We recently completed a small custom entry door project for a home being renovated near the shop. The style and materials aren’t important for this exploration. I’d like to instead spend this post exploring the techniques employed for this door’s construction and door construction in general.
For years, we’ve built doors using various techniques and methods. We’ve built stain grade cypress door slabs in groups of 50 with varying widths and heights, single replication slabs to be retrofit into existing entryways, interior door slabs only 1” thick, swinging-wall torsion box slabs 4” thick and 12’ 0” tall, and multiple pairs of pocket doors 111” wide. When a door leaves our shop it’s with the understanding that it will be functional, sturdy and in service for generations.

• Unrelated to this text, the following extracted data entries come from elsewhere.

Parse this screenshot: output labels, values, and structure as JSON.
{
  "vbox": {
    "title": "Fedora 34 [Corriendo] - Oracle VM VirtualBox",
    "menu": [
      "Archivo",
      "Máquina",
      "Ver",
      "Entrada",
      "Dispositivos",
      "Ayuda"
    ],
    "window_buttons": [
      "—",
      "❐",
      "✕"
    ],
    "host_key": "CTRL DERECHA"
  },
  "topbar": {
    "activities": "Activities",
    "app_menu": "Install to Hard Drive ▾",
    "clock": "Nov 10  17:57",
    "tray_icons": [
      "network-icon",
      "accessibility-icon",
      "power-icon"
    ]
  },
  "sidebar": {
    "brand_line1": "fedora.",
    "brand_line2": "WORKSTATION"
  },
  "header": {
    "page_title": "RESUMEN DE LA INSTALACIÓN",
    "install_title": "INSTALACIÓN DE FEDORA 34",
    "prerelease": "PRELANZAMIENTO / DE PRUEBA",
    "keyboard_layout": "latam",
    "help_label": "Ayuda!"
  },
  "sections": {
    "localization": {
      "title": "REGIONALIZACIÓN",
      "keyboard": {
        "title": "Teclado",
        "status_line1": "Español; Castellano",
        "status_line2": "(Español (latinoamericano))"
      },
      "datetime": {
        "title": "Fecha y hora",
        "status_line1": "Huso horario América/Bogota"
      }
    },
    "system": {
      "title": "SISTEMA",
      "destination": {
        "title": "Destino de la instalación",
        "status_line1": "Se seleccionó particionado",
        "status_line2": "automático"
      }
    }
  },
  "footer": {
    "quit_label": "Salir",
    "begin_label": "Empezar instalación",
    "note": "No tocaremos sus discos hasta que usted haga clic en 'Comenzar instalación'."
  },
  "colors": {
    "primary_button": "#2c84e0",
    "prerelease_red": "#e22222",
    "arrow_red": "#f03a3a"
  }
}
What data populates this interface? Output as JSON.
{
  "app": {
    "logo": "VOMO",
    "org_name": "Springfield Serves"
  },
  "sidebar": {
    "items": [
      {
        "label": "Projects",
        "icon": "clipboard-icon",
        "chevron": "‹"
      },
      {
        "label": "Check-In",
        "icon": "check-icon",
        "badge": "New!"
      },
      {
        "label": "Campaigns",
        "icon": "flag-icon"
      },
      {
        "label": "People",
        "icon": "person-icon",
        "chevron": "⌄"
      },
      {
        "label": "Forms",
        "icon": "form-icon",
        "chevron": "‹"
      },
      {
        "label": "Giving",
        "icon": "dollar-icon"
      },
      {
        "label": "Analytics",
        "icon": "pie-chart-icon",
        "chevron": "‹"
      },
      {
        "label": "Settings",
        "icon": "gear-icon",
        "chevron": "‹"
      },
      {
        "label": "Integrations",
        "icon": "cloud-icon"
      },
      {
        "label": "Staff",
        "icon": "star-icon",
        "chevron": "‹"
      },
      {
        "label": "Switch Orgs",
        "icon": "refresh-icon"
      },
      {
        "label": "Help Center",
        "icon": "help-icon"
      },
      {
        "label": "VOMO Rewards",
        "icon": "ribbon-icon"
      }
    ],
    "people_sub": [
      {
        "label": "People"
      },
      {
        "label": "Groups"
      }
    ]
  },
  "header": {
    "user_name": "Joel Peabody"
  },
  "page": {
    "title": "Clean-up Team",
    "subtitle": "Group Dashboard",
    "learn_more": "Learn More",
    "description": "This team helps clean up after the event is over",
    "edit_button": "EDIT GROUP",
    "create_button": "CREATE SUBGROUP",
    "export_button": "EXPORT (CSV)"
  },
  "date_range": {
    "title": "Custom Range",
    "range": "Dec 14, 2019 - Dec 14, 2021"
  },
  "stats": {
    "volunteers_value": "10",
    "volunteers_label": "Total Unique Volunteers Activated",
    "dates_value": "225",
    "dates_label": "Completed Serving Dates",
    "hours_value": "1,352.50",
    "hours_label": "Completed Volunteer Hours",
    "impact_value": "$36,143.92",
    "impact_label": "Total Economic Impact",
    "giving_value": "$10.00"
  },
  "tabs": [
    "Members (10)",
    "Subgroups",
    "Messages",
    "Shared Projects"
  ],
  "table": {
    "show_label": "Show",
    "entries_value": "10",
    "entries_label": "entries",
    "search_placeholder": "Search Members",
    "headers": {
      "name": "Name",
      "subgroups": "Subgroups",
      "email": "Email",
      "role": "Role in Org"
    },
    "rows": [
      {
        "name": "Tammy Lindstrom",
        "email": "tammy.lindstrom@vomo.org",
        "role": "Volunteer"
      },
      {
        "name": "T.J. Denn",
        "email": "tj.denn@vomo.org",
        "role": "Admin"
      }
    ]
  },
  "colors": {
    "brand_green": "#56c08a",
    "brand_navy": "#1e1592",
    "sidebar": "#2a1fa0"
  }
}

With that goal always in mind, we choose construction methods that are best suited to the frequency of use, style and location of installation. Of course our techniques, methods, tools and skill have improved over the years.
There have been countless studies done discussing the viability and longevity of doweled doors, doors with integrated tenons, floating tenons, even doors held together with biscuits. We use floating tenons. My favorite machine in the shop is our Maka – by far. It is cleaner, faster, more predictable and precise than any other machine I’ve ever used to create a mortise. And, yes, I started out making them with a combination square, paddle bit, chisel and crossed fingers.
Door building techniques for us evolved from hand cut tenons to router-made mortises; doors assembled completely then drilled and dowelled; doors built using a Knapp slot mortiser and the tenoner; to our present and favorite method.
We prefer floating tenons because the Maka is so precise that we are able to create perfectly located mortises in the rails and stiles. The lonesome but beautiful belt driven, single end Poitras tenoner sits there dusty and unused (sometimes these days I roll it out just to hear it run). It doesn’t make much sense to set up a custom cope set and adjust the whole thing to make a one-off door. Even if it were a number of door slabs, cutting the cope and stick on the shaper and mortising with the Maka is faster, more precise and I believe, superior.
Does anyone else use a mortiser for end grain mortises on rails? What are your opinions on the subject?